[qi:110] An underfunded startup can still succeed, and having a superstar management team isn’t key to doing so, according to a study published today out of North Carolina State University. The school’s David M. Townsend collaborated with Lowell W. Busenitz of The University of Oklahoma on the research, which aimed to determine how not raising enough money affected startups. My flip response is that those companies fail, but the research proves that’s not always the case. Some startups can adapt.
The two used information from a local non-profit organization that helps early-stage companies find and raise capital. They ended up reviewing 79 companies that were funded during a 10-year period. The language of the paper is academic, but essentially this is what they found:
- Rockstar management teams with average technology, and average management teams with rockstar technology, are both more likely to fail because they ran out of money.

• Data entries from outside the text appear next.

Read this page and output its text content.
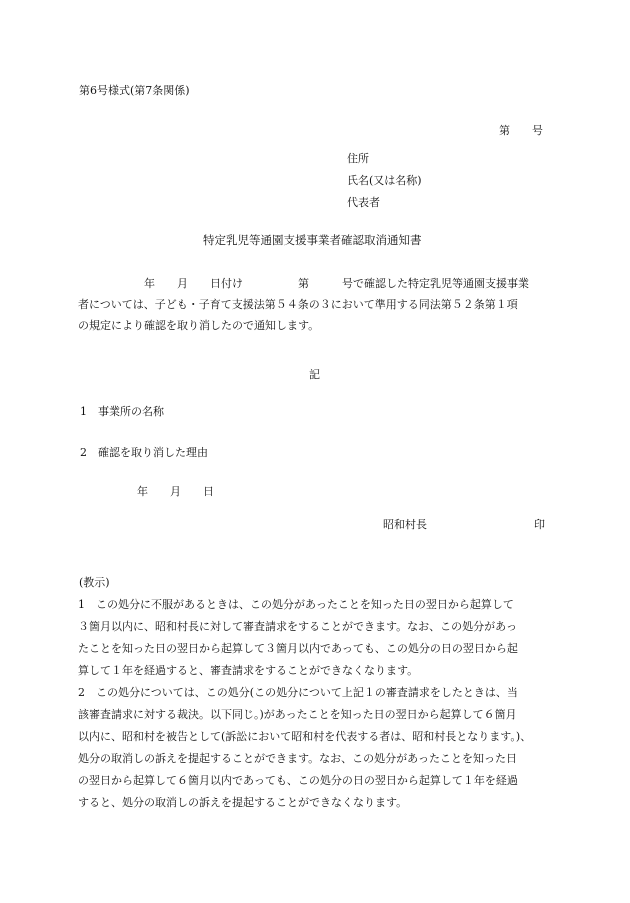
第6号様式(第7条関係)
第　　号
住所
氏名(又は名称)
代表者
特定乳児等通園支援事業者確認取消通知書
　　　　　　年　　月　　日付け　　　　　第　　　号で確認した特定乳児等通園支援事業
者については、子ども・子育て支援法第５４条の３において準用する同法第５２条第１項
の規定により確認を取り消したので通知します。
記
1　事業所の名称
2　確認を取り消した理由
年　　月　　日
昭和村長	印
(教示)
1　この処分に不服があるときは、この処分があったことを知った日の翌日から起算して
３箇月以内に、昭和村長に対して審査請求をすることができます。なお、この処分があっ
たことを知った日の翌日から起算して３箇月以内であっても、この処分の日の翌日から起
算して１年を経過すると、審査請求をすることができなくなります。
2　この処分については、この処分(この処分について上記１の審査請求をしたときは、当
該審査請求に対する裁決。以下同じ。)があったことを知った日の翌日から起算して６箇月
以内に、昭和村を被告として(訴訟において昭和村を代表する者は、昭和村長となります。)、
処分の取消しの訴えを提起することができます。なお、この処分があったことを知った日
の翌日から起算して６箇月以内であっても、この処分の日の翌日から起算して１年を経過
すると、処分の取消しの訴えを提起することができなくなります。
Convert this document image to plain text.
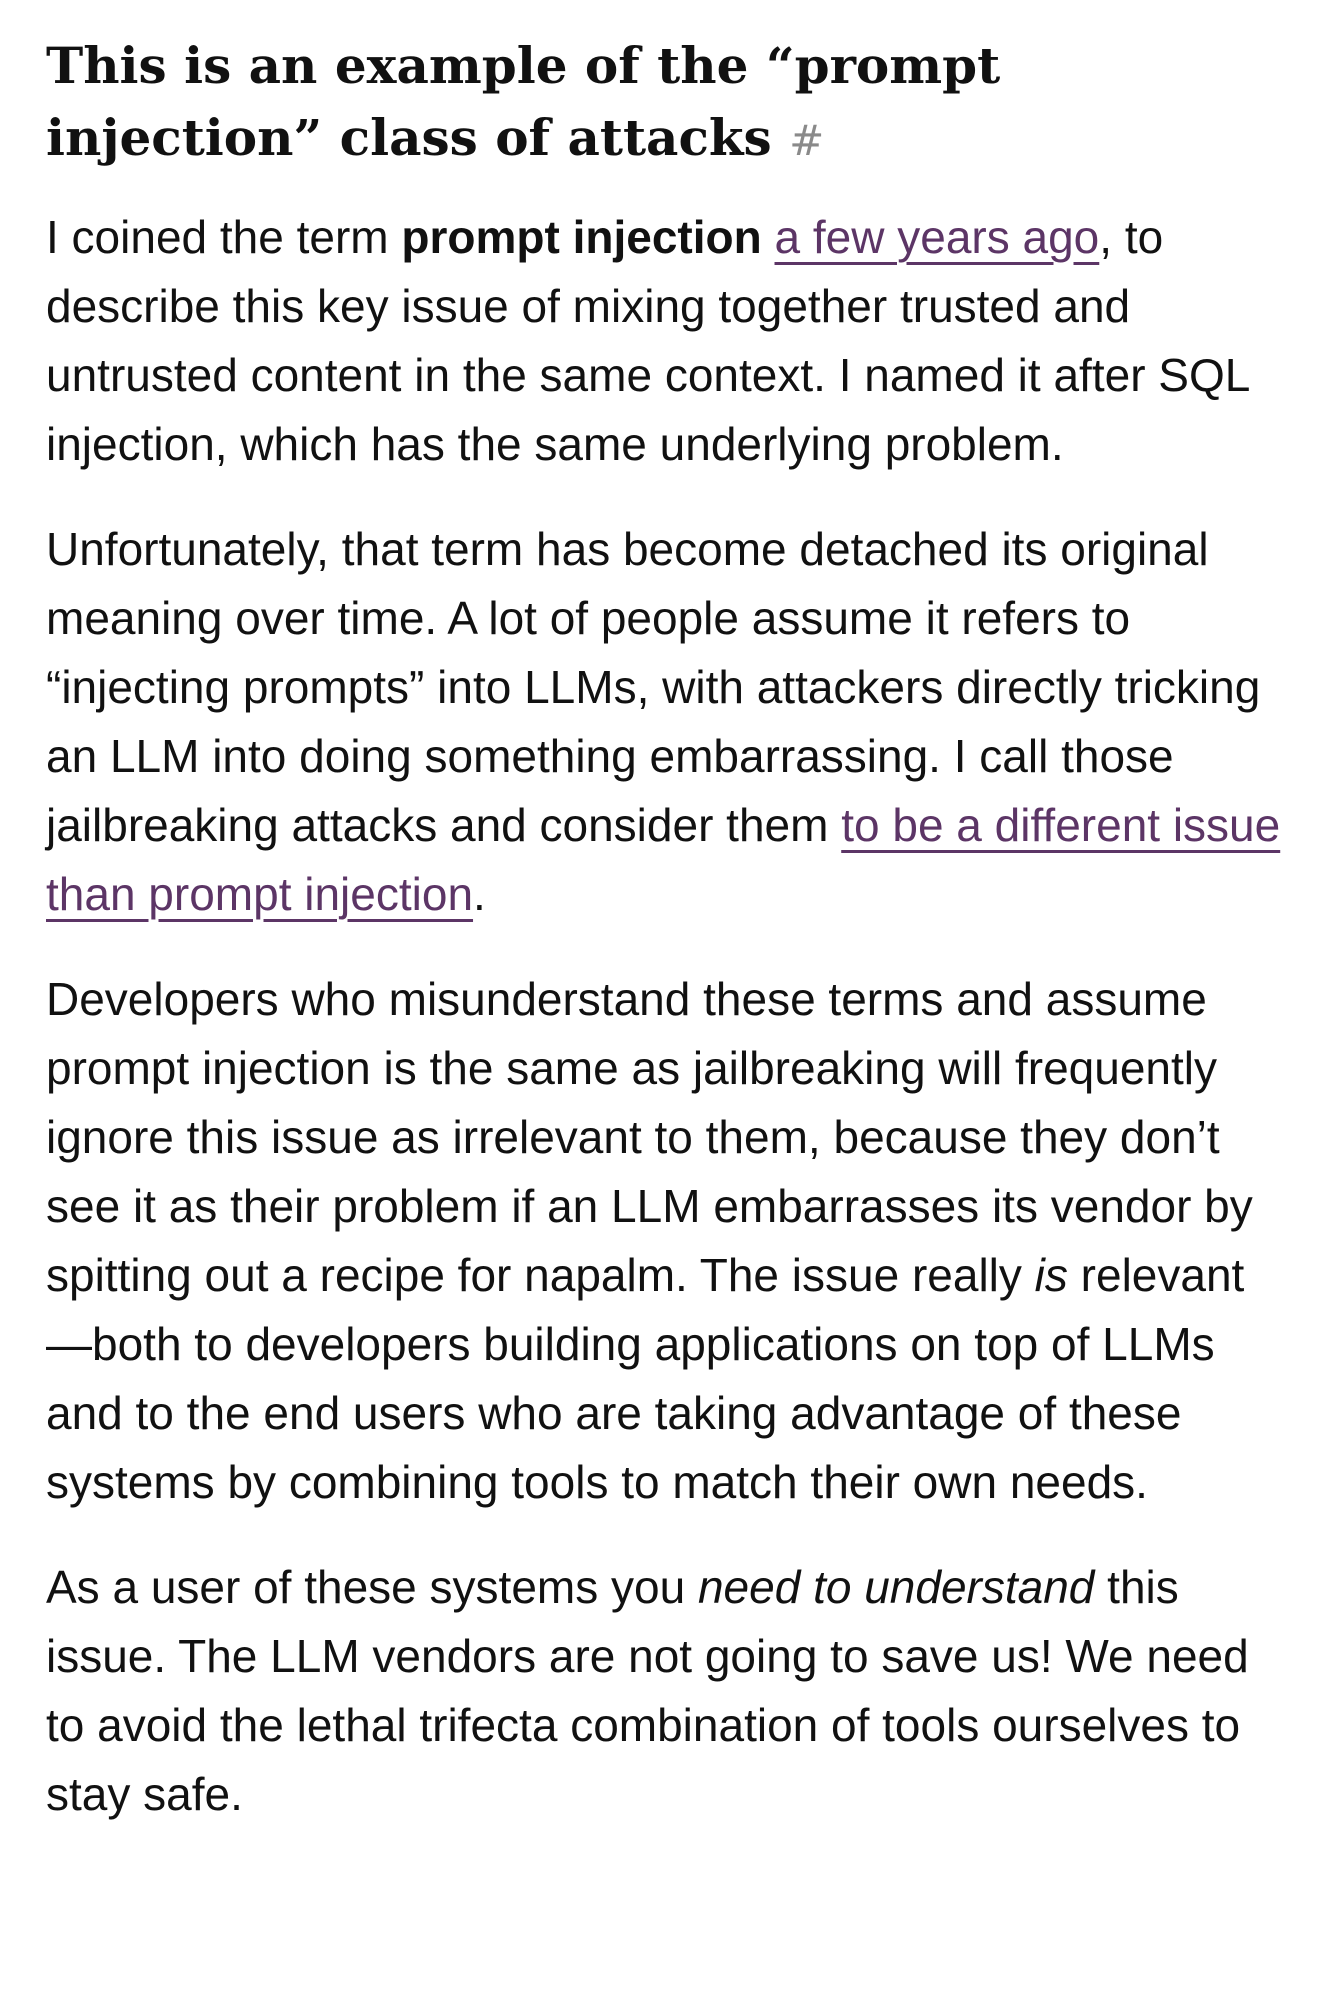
This is an example of the “prompt injection” class of attacks #

I coined the term prompt injection a few years ago, to describe this key issue of mixing together trusted and untrusted content in the same context. I named it after SQL injection, which has the same underlying problem.

Unfortunately, that term has become detached its original meaning over time. A lot of people assume it refers to “injecting prompts” into LLMs, with attackers directly tricking an LLM into doing something embarrassing. I call those jailbreaking attacks and consider them to be a different issue than prompt injection.

Developers who misunderstand these terms and assume prompt injection is the same as jailbreaking will frequently ignore this issue as irrelevant to them, because they don’t see it as their problem if an LLM embarrasses its vendor by spitting out a recipe for napalm. The issue really is relevant—both to developers building applications on top of LLMs and to the end users who are taking advantage of these systems by combining tools to match their own needs.

As a user of these systems you need to understand this issue. The LLM vendors are not going to save us! We need to avoid the lethal trifecta combination of tools ourselves to stay safe.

- However, average management teams with average technology are less likely to fail because they ran out of money, possibly because they are more aware of their shortcomings and adjust their capital spend accordingly.
- Rockstar management teams with rockstar technologies are also likely to get the capital they need to succeed.
- The better the technology being pushed by the startup, the more likely it is that the startup will not get the money it needs to succeed unless it has a rockstar management team.
- It’s better to invest in technology and people that work well together than to dump what works in favor of something that looks more attractive. To that end, the study recommends that VCs shouldn’t bring in a new rockstar CEO to a startup unless he or she works well with the current management team.